Drawing comparison with the neighbouring South Africa, President Mnangagwa said that now is not the time to be complacent. South Africa, Zimbabwe’s neighbor to the south has been recording an exponential rise in cases, and now ranks fifth globally in terms of infections. Mnangagwa said the tighter lockdown regulations are justified so as to prevent against going the same route as South Africa.

A case of restricting civil liberties – civil society, private media and the general populace

 During the days leading to the President’s 21 July address and as it became more and more apparent that the lockdown restrictions were going to be tightened, civil society, private media and members of the general populace began to raise concerns that the government was looking at tightening the restrictions so as to restrict civil liberties and not to address the spike in COVID-19 cases.

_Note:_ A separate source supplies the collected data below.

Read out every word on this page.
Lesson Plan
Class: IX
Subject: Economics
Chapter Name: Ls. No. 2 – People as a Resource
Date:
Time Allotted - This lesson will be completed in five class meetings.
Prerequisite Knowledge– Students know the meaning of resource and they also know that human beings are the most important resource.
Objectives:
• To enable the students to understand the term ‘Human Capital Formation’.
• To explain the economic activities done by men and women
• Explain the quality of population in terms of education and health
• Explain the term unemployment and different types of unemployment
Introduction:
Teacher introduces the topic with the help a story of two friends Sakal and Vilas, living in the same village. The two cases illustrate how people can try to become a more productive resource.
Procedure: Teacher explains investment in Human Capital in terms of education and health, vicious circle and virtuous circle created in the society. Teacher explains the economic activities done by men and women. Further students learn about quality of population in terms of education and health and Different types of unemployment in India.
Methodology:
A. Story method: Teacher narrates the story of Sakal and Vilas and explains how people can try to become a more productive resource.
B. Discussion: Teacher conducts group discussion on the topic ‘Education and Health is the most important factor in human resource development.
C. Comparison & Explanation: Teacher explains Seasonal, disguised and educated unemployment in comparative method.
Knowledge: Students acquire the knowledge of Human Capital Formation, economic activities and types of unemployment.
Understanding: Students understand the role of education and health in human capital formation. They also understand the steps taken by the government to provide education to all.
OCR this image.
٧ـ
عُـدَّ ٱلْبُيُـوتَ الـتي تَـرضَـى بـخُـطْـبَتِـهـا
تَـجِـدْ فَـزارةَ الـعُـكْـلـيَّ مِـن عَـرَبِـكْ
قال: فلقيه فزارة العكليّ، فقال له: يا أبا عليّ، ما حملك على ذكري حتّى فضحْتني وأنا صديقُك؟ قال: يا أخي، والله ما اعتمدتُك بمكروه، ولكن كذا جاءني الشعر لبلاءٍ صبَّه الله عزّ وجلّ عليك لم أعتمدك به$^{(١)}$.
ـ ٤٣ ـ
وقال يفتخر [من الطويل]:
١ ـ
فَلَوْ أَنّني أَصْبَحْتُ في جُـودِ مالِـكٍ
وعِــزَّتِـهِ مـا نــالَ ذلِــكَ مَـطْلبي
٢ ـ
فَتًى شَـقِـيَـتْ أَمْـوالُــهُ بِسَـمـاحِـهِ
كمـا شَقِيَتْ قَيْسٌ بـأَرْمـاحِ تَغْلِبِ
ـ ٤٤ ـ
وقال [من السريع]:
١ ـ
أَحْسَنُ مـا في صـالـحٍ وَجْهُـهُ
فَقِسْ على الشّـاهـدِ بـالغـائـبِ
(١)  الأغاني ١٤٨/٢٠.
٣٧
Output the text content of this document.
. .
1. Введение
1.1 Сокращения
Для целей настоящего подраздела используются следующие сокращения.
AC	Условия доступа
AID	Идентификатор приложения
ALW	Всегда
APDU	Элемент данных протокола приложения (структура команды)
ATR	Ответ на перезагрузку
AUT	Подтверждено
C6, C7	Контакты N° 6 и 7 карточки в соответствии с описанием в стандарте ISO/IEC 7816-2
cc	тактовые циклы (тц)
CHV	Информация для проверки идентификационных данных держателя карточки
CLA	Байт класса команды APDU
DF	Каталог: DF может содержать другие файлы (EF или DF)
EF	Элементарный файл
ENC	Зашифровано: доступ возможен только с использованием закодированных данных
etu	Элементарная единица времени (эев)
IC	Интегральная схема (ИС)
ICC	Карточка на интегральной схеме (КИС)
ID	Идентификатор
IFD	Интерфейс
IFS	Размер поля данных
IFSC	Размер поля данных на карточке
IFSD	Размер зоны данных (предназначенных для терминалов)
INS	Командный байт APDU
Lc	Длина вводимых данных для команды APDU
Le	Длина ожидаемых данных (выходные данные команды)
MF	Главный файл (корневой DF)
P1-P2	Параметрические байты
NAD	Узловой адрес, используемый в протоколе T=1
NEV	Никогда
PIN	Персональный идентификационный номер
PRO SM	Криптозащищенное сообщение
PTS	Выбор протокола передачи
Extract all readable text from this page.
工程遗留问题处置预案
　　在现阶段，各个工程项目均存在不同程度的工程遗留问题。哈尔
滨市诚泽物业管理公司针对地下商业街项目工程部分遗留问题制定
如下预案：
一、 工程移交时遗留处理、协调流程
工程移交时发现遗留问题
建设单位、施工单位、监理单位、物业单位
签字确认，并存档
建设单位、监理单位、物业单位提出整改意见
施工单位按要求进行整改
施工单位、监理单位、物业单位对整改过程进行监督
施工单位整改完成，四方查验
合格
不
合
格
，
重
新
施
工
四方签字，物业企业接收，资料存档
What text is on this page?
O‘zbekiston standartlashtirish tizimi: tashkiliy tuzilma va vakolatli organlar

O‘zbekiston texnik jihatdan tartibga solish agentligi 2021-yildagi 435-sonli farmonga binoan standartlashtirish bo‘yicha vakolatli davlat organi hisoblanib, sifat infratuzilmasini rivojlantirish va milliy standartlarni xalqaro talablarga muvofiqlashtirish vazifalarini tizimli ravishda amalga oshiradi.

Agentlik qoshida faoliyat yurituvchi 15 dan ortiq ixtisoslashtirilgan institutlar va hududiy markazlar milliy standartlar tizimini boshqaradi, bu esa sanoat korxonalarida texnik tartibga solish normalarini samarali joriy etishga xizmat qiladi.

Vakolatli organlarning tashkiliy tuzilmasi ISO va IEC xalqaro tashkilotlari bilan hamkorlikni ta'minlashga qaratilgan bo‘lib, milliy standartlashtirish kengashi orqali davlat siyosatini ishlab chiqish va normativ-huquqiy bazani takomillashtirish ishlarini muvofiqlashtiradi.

The big question raised by government critics pertains to the issue of striking doctors and nurses. A couple of months back, investigative journalists in the country unearthed a massive scandal dubbed the CovidGate scandal in which government procured personal protective equipment (PPE) at overly inflated prices from a shelf company. Details emerged that the company had links to the First Family and as such, it was being used by the First Family and other linked officials to siphon money from the country.

Soon after the expose, nurses and doctors declared that they were going to undertake industrial action as they were working in the frontline under terrible conditions while others were corruptly benefitting from money meant for frontline workers. Since they embarked on industrial action over two months back, the government has remained quiet. The big question being asked by the critics is why the government is remaining quiet during a pandemic which requires nurses and doctors to be at the forefront fighting against COVID-19. The government’s reluctance to address the concerns of the health workers therefore paints a worrisome picture that it does not care about the health of the nation.

Concerns have also been raised by some saying the time that the country has started recording exponential rises in positive cases is suspicious. Several weeks back at the height of the CovidGate scandal, an opposition leader Jacob Ngarivhume of Transform Zimbabwe announced that his party in collaboration with others will be holding a nationwide protest on July 31. As many people were riled up by the corruption scandal, Jacob Ngarivhume quickly found sympathizers and his call for protests soon became an ‘anthem’ on social media platforms. It is at that same time that the Ministry of Health began to announce an exponential rise in COVID-19 cases. Government critics therefore argue that the rise in COVID-19 cases is a deliberate ploy by the government to prevent the protests as it under the impression of preventing the spike in positive cases would tighten lockdown restrictions and in turn, make it impossible for the protests to take place.

Jacob Ngarivhume is under arrest
Jacob Ngarivhume is under arrest

The recent arrests of Jacob Ngarivhume and journalist Hopewell Chin’ono who exposed the CovidGate scandal thus prove that the concerns of government critics may not be far-fetched. The imposition of the dusk to dawn curfew also partly vindicates the claims of government critics. This is because the protests will be hard to conduct during a curfew. Breaking the curfew will give the security forces legit reasons to clamp down on people as they will be judged to have violated the curfew. Regardless of the opposing views, the neutral view is that local infections are contained while at the same time; civil liberties are to be guaranteed.